Page MenuHomePhabricator

Create apt repo for MediaWiki-Vagrant to pull packages from
Closed, ResolvedPublic

Description

MediaWiki-Vagrant uses the WMF's apt repository to get most packages, but there are some roles that use software that for one reason or another is not in use on the WMF servers. Getting arbitrary packages imported into the WMF apt repo is a difficult (and often undesirable) process. To work around this there are roles that install software from various 3rd party apt repos or even resort to downloading source tarballs and compiling within the VM.

Introducing an apt repo dedicated to packages desired by MediaWiki-Vagrant would be easier to manage and also could provide some additional level of security for MediaWiki-Vagrant users. @yuvipanda mentioned that creating such a system should be possible and that there is a bit of a precedent in the apt repo which exists to support Tool Labs.

Details

Related Changes in Gerrit:

Event Timeline

bd808 raised the priority of this task from to Needs Triage.
bd808 updated the task description. (Show Details)
bd808 added a project: MediaWiki-Vagrant.
bd808 added subscribers: bd808, yuvipanda.

I second this idea. For example, for T124996 it is currently not possible to import Node 4 packages into our prod APT repo since that could break services that still run on Trusty and Node 0.10 in prod, most notably Parsoid, CXServer and possibly Etherpad and a bunch of others I'm not aware of or have deliberately forgotten.

Things that could be in apt:

I'll setup the aptly setup, and then someone else can take over the policy of who gets access and how packages are maintained :)

I've setup it on mwv-apt-01 instance, with aptly (see wikitech.wikimedia.org/wiki/Aptly for docs). You can check it locally by adding the following line to your MWV install:

deb [trusted=yes] http://mwv-apt.wmflabs.org/repo trusty-mwv-apt main

We can get rid of the [trusted=yes] once we figure out signing.

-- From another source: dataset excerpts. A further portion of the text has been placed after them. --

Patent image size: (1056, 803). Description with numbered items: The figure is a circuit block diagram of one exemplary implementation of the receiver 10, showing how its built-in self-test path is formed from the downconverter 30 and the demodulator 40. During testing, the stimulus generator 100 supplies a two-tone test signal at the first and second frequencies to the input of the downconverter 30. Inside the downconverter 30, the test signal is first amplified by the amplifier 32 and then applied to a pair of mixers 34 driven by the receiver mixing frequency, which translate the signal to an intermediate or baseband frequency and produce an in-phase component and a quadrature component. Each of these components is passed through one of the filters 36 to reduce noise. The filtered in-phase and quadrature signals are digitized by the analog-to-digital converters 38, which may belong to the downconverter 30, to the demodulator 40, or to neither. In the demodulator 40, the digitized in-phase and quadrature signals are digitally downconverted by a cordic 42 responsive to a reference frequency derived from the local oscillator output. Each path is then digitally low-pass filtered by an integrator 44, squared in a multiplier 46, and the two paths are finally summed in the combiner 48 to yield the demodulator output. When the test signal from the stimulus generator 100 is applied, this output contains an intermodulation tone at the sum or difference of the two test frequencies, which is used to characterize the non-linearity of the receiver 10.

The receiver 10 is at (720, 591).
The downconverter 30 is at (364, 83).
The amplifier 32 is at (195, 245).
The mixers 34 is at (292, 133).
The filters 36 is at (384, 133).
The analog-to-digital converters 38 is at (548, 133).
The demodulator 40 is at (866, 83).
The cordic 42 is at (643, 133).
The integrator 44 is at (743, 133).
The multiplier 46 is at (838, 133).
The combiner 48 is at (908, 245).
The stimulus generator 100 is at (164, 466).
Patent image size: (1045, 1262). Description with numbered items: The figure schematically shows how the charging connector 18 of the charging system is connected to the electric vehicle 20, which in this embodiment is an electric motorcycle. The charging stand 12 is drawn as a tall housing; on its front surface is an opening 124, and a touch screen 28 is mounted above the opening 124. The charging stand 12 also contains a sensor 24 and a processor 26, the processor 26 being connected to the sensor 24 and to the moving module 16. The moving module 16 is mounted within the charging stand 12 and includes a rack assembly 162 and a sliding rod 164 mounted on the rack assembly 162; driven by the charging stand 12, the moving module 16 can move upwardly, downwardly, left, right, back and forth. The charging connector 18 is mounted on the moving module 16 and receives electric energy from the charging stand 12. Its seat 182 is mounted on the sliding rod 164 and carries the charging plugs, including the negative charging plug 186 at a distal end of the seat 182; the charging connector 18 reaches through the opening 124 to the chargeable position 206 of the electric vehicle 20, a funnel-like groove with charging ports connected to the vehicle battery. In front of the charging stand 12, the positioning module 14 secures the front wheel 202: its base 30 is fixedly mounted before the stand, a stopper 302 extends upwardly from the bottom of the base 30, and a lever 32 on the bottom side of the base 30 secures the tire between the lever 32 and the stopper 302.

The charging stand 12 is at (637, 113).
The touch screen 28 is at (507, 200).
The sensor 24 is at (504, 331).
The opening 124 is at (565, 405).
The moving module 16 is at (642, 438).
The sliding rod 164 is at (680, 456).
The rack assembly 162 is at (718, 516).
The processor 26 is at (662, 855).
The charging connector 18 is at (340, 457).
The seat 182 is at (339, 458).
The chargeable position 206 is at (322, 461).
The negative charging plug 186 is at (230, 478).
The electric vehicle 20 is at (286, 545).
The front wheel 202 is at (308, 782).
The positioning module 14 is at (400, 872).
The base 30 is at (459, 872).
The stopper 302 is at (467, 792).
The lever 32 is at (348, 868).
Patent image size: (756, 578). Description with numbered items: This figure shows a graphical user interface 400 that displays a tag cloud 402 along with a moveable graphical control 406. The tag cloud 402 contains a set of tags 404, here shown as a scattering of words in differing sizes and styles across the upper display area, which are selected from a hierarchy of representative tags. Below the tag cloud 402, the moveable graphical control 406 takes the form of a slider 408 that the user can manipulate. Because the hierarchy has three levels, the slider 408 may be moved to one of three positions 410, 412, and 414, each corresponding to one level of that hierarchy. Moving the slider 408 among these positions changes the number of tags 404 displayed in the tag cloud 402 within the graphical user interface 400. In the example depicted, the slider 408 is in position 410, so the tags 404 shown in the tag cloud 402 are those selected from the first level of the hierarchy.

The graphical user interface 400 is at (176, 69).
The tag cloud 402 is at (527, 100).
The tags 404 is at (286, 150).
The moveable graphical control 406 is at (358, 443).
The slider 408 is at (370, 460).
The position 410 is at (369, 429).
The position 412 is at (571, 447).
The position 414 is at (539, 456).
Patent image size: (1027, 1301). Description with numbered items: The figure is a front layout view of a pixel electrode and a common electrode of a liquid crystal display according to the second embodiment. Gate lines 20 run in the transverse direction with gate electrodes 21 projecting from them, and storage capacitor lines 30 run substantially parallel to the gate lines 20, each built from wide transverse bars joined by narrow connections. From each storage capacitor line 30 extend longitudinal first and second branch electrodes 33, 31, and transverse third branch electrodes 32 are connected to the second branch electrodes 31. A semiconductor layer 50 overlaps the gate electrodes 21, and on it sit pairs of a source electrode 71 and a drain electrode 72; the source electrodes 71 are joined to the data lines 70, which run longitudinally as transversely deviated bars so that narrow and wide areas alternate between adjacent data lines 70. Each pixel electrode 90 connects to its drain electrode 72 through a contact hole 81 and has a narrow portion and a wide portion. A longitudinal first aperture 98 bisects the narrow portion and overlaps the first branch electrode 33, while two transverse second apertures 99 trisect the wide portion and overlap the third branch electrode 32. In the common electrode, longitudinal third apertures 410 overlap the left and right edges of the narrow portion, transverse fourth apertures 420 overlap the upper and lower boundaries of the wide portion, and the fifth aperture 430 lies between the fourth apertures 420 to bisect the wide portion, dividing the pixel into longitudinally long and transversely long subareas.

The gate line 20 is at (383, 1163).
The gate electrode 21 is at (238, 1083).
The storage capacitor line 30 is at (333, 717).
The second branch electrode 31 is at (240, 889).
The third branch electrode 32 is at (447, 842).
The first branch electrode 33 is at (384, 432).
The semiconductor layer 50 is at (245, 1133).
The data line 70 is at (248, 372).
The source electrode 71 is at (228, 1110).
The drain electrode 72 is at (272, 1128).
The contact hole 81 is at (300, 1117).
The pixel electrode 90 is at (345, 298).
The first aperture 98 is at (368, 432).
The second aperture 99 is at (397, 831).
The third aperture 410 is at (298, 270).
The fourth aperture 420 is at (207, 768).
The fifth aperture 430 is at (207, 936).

I've imported the node package from nodesource into it.

Ok, so it supports https, so maybe we can skip gpg signing? :D

What I like about Ubuntu's PPAs (I have not checked whether they allow accounts created by groups) is that the binary package is recreated from scratch every time, thus ensuring that it can be reproduced, and that the source files are "bundled" with the binary packages. With aptly, AFAIK you cannot store sources in any way, and you have to have a convention how binary packages are produced, i. e. strictly only unchanged checkouts from some master branch, a pbuilder environment, etc., and everyone must abide by that.

I think we can skip gpg signing for this one. Unassigning from myself so someone involved with the MediaWiki-Vagrant project can take-over to co-ordinate.

I think we should have some rules as to what packages are welcome here - possibly only packages that are directly imported from an upstream source (which could be wikimedia?)!

Example of backporting a package from jessie to trusty using this repo:

  1. Download the orig tar and debian tar from packages.debian.org
  2. Untar *.orig.tar.gz
  3. cd orig
  4. Untar ../*.debian.tar.gz
  5. dch --local ~wmf+ --distribution trusty "Rebuild for trusty"
  6. dpkg-buildpackage -us -uc
  7. cd ..
  8. scp *.deb mwv-apt-01.mwv-apt.eqiad.wmflabs:
  9. ssh mwv-apt-01.mwv-apt.eqiad.wmflabs
  10. sudo aptly repo add trusty-mwv-apt $DEB
  11. sudo aptly publish --skip-signing update trusty-mwv-apt

Change 296804 had a related patch set uploaded (by BryanDavis):
Add mwv-apt.wmflabs.org

https://gerrit.wikimedia.org/r/296804

Change 296804 merged by jenkins-bot:
Add mwv-apt.wmflabs.org

https://gerrit.wikimedia.org/r/296804

bd808 claimed this task.

I'm going to mark this as resolved now. We have a Labs VM that is hosting an aptly repo and it is wired into the MediaWiki-Vagrant Puppet process. Adding a package to the repo is documented in T125760#2418707 and follows the normal aptly process.

As for what to put in this repo, I think we can take it on a case by case basis. MediaWiki-Vagrant is much more lax than production or even Labs. Its primary utility will probably be for making WMF managed debs available to MediaWiki-Vagrant before they are ready to be put in the main Wikimedia repo.